Like most early civilizations, the ancient Egyptians measured the passing of time by the phases of the moon. Their first calendar was based on the lunar cycle – the 29 or 30 days from one new moon to the next. A year consisted of three four-month seasons, and the new year was heralded by the star they called Sopdet that appeared just above the horizon at dawn around the time of the annual Nile flood.
The lunar calendar was not without problems: The first day of each new month was unpredictable, and no one knew in advance exactly how many days a particular month would have. Days or even weeks might pass between the end of the last lunar month of the year and the reappearance of Sopdet. For most people in this agricultural society, these were minor inconveniences, but the civil bureaucracy needed a more consistent system – a year with a fixed number of days, not subject to the variations of moon and stars.
Around 2900 BC, a civil calendar was adopted based on a solar year of 365 days. It had 12 months of 30 days each – with three 10-day weeks – plus five days between the old and new years set aside for religious feasts. Years were numbered consecutively within the reign of each pharaoh.
But like any calendar divided into days, it missed the sun’s exact annual cycle by about six hours. The result was that, over the course of four years, the civil calendar crept one full day ahead of the true solar year. Once its inaccuracy became obvious, the civil calendar was probably just ignored by farmers and other simple folk, even though the government was tied to its errant schedule. Eventually, about 2500 BC, an official lunar calendar was installed side by side with the civil calendar. It served mainly to schedule religious events and the lunar feast day that gave each month its name.

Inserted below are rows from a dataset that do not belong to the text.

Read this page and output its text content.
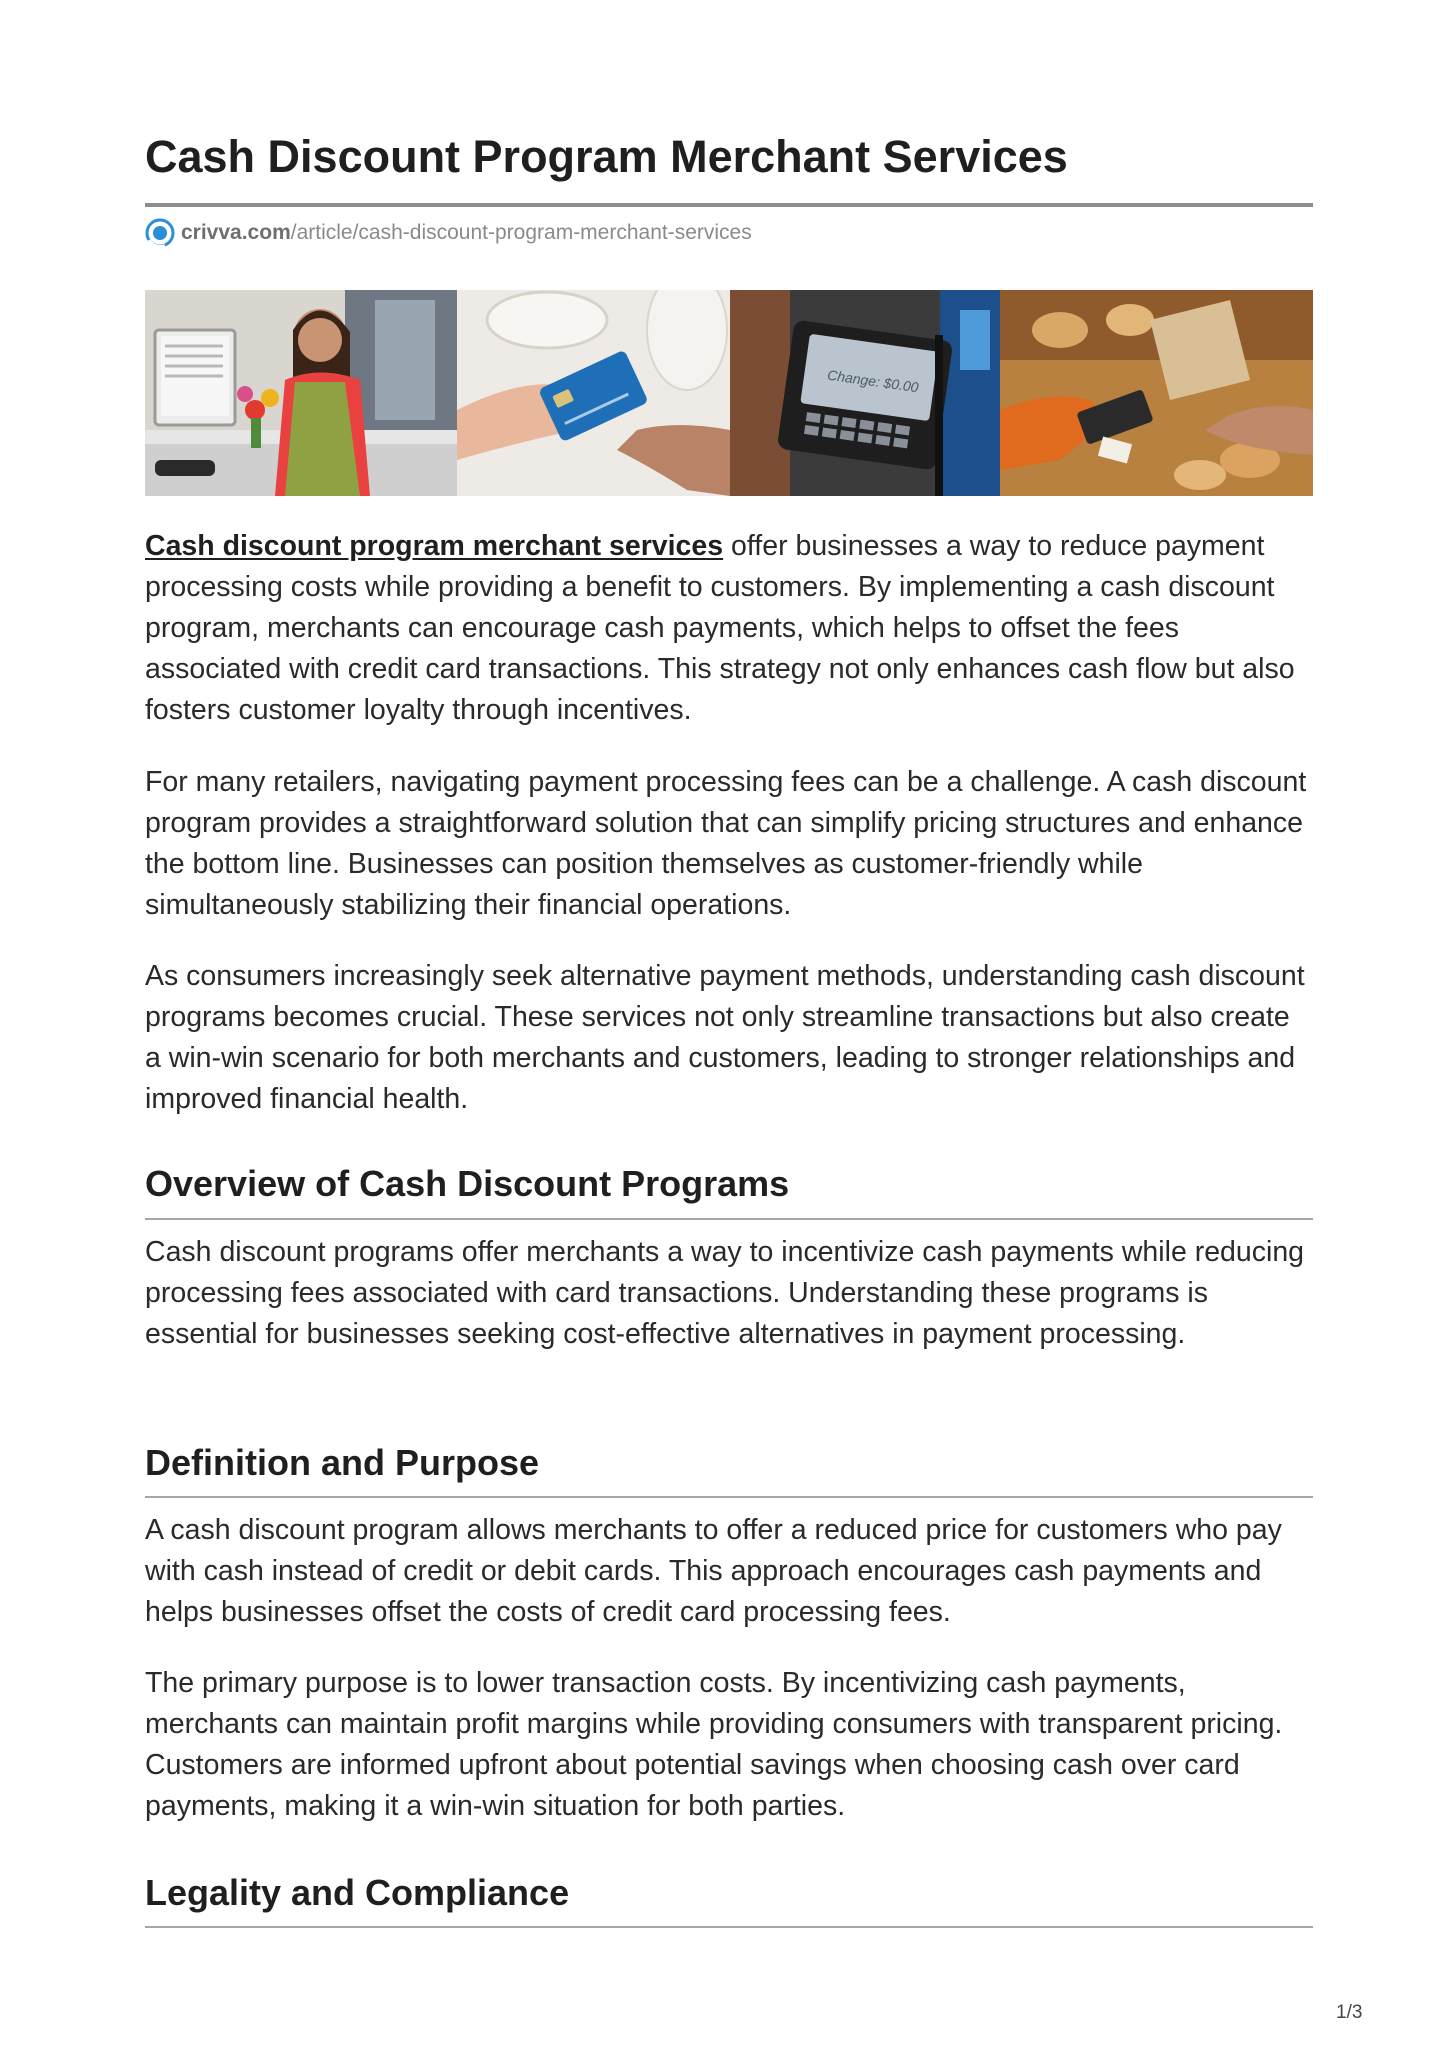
Cash Discount Program Merchant Services
crivva.com /article/cash-discount-program-merchant-services
Change: $0.00

Cash discount program merchant services offer businesses a way to reduce payment processing costs while providing a benefit to customers. By implementing a cash discount program, merchants can encourage cash payments, which helps to offset the fees associated with credit card transactions. This strategy not only enhances cash flow but also fosters customer loyalty through incentives.

For many retailers, navigating payment processing fees can be a challenge. A cash discount program provides a straightforward solution that can simplify pricing structures and enhance the bottom line. Businesses can position themselves as customer-friendly while simultaneously stabilizing their financial operations.

As consumers increasingly seek alternative payment methods, understanding cash discount programs becomes crucial. These services not only streamline transactions but also create a win-win scenario for both merchants and customers, leading to stronger relationships and improved financial health.

Overview of Cash Discount Programs

Cash discount programs offer merchants a way to incentivize cash payments while reducing processing fees associated with card transactions. Understanding these programs is essential for businesses seeking cost-effective alternatives in payment processing.

Definition and Purpose

A cash discount program allows merchants to offer a reduced price for customers who pay with cash instead of credit or debit cards. This approach encourages cash payments and helps businesses offset the costs of credit card processing fees.

The primary purpose is to lower transaction costs. By incentivizing cash payments, merchants can maintain profit margins while providing consumers with transparent pricing. Customers are informed upfront about potential savings when choosing cash over card payments, making it a win-win situation for both parties.

Legality and Compliance
1/3
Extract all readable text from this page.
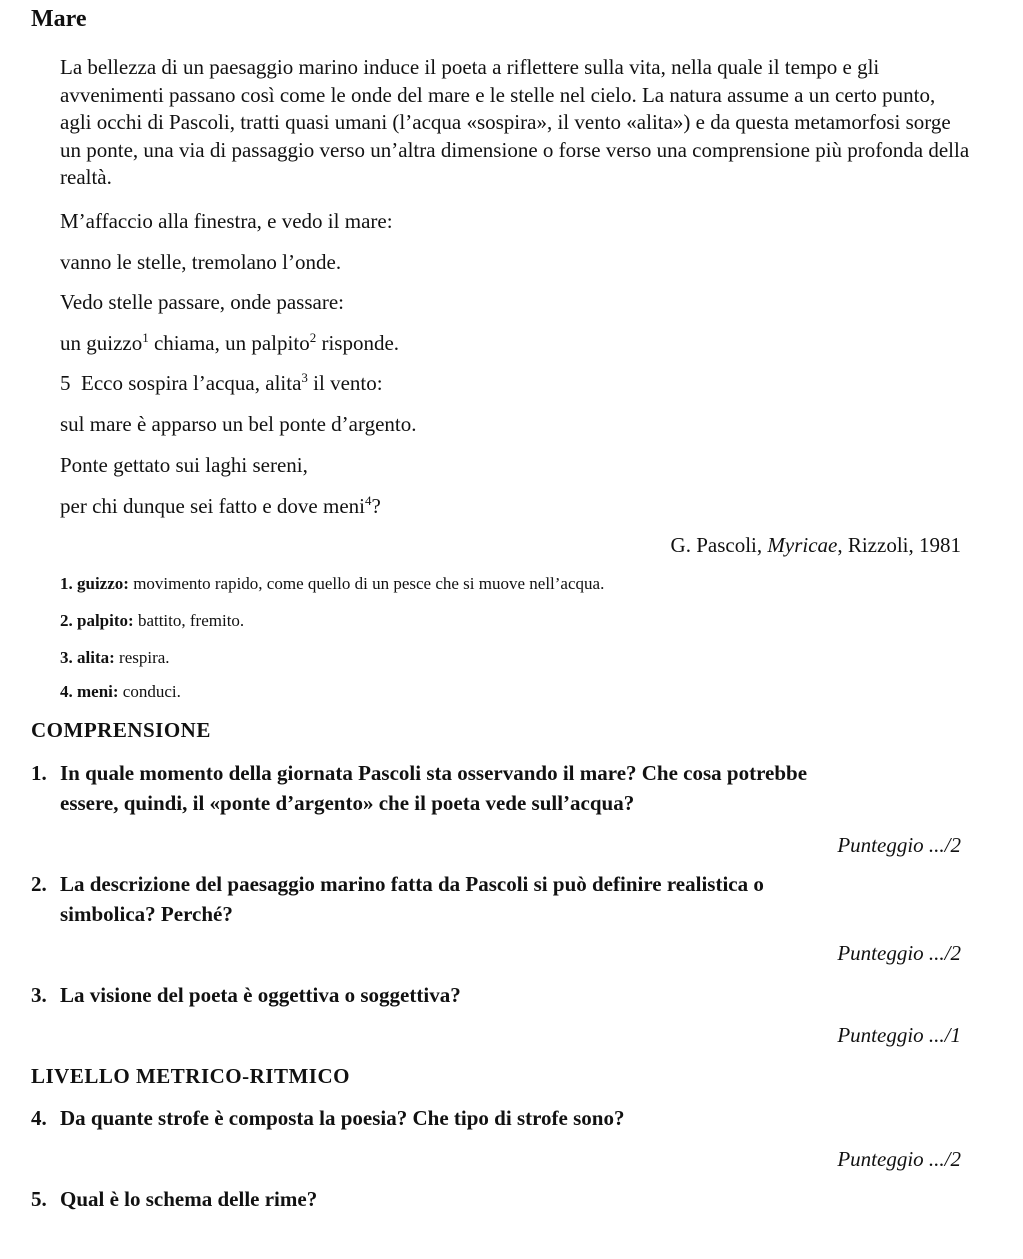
Mare
La bellezza di un paesaggio marino induce il poeta a riflettere sulla vita, nella quale il tempo e gli avvenimenti passano così come le onde del mare e le stelle nel cielo. La natura assume a un certo punto, agli occhi di Pascoli, tratti quasi umani (l’acqua «sospira», il vento «alita») e da questa metamorfosi sorge un ponte, una via di passaggio verso un’altra dimensione o forse verso una comprensione più profonda della realtà.
M’affaccio alla finestra, e vedo il mare:
vanno le stelle, tremolano l’onde.
Vedo stelle passare, onde passare:
un guizzo$^1$ chiama, un palpito$^2$ risponde.
5 Ecco sospira l’acqua, alita$^3$ il vento:
sul mare è apparso un bel ponte d’argento.
Ponte gettato sui laghi sereni,
per chi dunque sei fatto e dove meni$^4$?
G. Pascoli, Myricae, Rizzoli, 1981
1. guizzo: movimento rapido, come quello di un pesce che si muove nell’acqua.
2. palpito: battito, fremito.
3. alita: respira.
4. meni: conduci.
COMPRENSIONE
1. In quale momento della giornata Pascoli sta osservando il mare? Che cosa potrebbe
essere, quindi, il «ponte d’argento» che il poeta vede sull’acqua?
Punteggio .../2
2. La descrizione del paesaggio marino fatta da Pascoli si può definire realistica o
simbolica? Perché?
Punteggio .../2
3. La visione del poeta è oggettiva o soggettiva?
Punteggio .../1
LIVELLO METRICO-RITMICO
4. Da quante strofe è composta la poesia? Che tipo di strofe sono?
Punteggio .../2
5. Qual è lo schema delle rime?
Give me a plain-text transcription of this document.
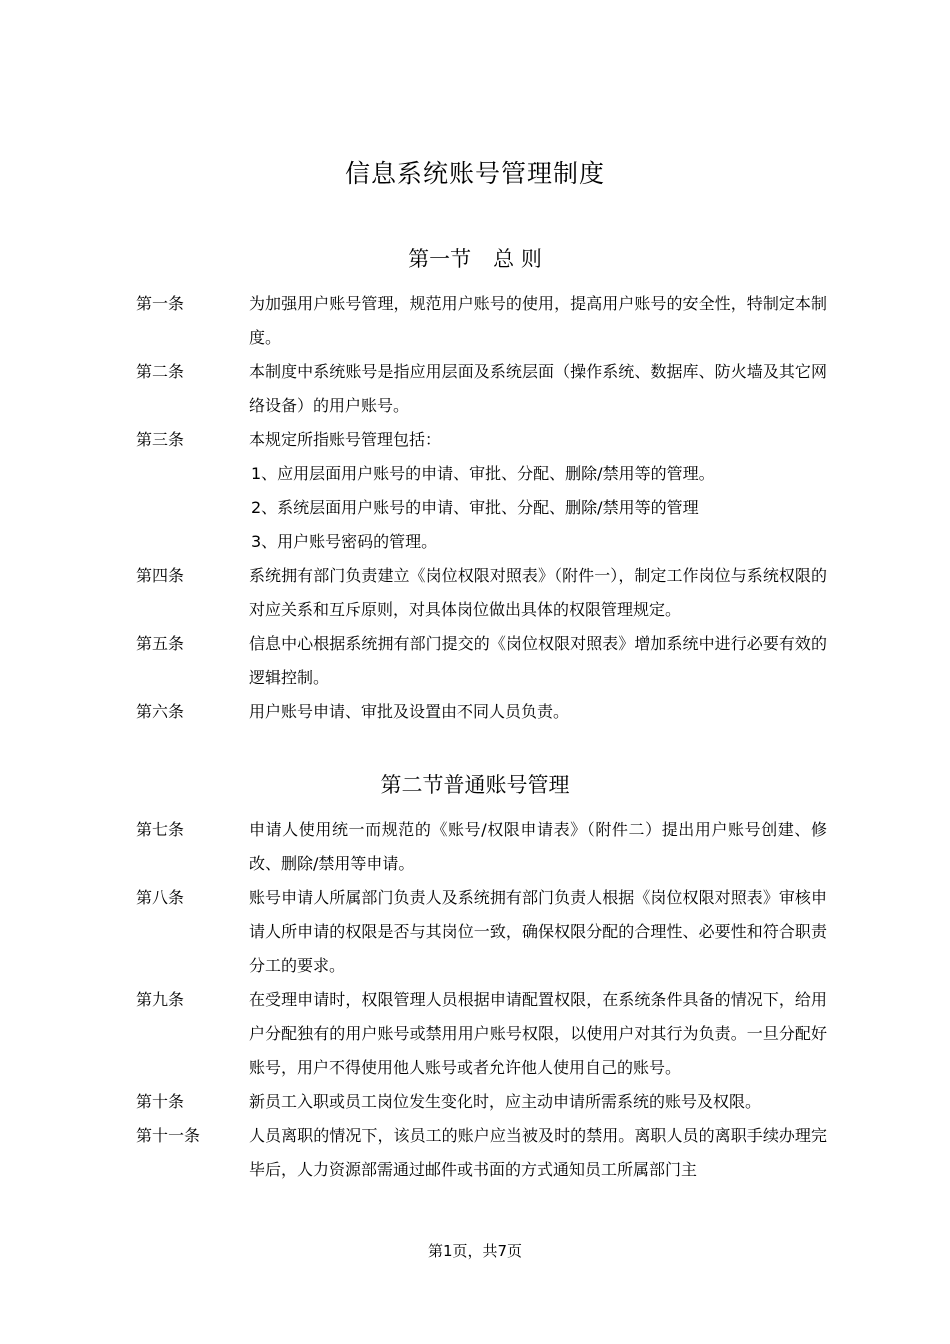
信息系统账号管理制度
第一节 总 则
第一条	为加强用户账号管理，规范用户账号的使用，提高用户账号的安全性，特制定本制度。

第二条	本制度中系统账号是指应用层面及系统层面（操作系统、数据库、防火墙及其它网络设备）的用户账号。

第三条	本规定所指账号管理包括：

1、应用层面用户账号的申请、审批、分配、删除/禁用等的管理。

2、系统层面用户账号的申请、审批、分配、删除/禁用等的管理

3、用户账号密码的管理。

第四条	系统拥有部门负责建立《岗位权限对照表》（附件一），制定工作岗位与系统权限的对应关系和互斥原则，对具体岗位做出具体的权限管理规定。

第五条	信息中心根据系统拥有部门提交的《岗位权限对照表》增加系统中进行必要有效的逻辑控制。

第六条	用户账号申请、审批及设置由不同人员负责。

第二节普通账号管理
第七条	申请人使用统一而规范的《账号/权限申请表》（附件二）提出用户账号创建、修改、删除/禁用等申请。

第八条	账号申请人所属部门负责人及系统拥有部门负责人根据《岗位权限对照表》审核申请人所申请的权限是否与其岗位一致，确保权限分配的合理性、必要性和符合职责分工的要求。

第九条	在受理申请时，权限管理人员根据申请配置权限，在系统条件具备的情况下，给用户分配独有的用户账号或禁用用户账号权限，以使用户对其行为负责。一旦分配好账号，用户不得使用他人账号或者允许他人使用自己的账号。

第十条	新员工入职或员工岗位发生变化时，应主动申请所需系统的账号及权限。

第十一条	人员离职的情况下，该员工的账户应当被及时的禁用。离职人员的离职手续办理完毕后，人力资源部需通过邮件或书面的方式通知员工所属部门主

第1页，共7页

To measure the passage of time during daylight hours, the Egyptians had sun clocks, similar to a sundial. Some Middle Kingdom coffins were decorated with star clocks – a list of stars known as decans that were identified with different hours of the night at various times of the year.
During the reign of the New Kingdom pharaoh Amenhotep I, clocks that kept time without reliance on the sun or stars made their appearance. These clocks consisted of a water-filled vase with a very small perforation in the bottom. The inside of the vase was inscribed at different levels to mark the hours. These water clocks were often carved in the shape of a baboon, an animal representing the god Thoth, who was associated with the measurement of time. It is interesting to note that except for the abstract concept of at or moment, the Egyptians – for all their skill as timekeepers – had no name for a unit of time shorter than an hour.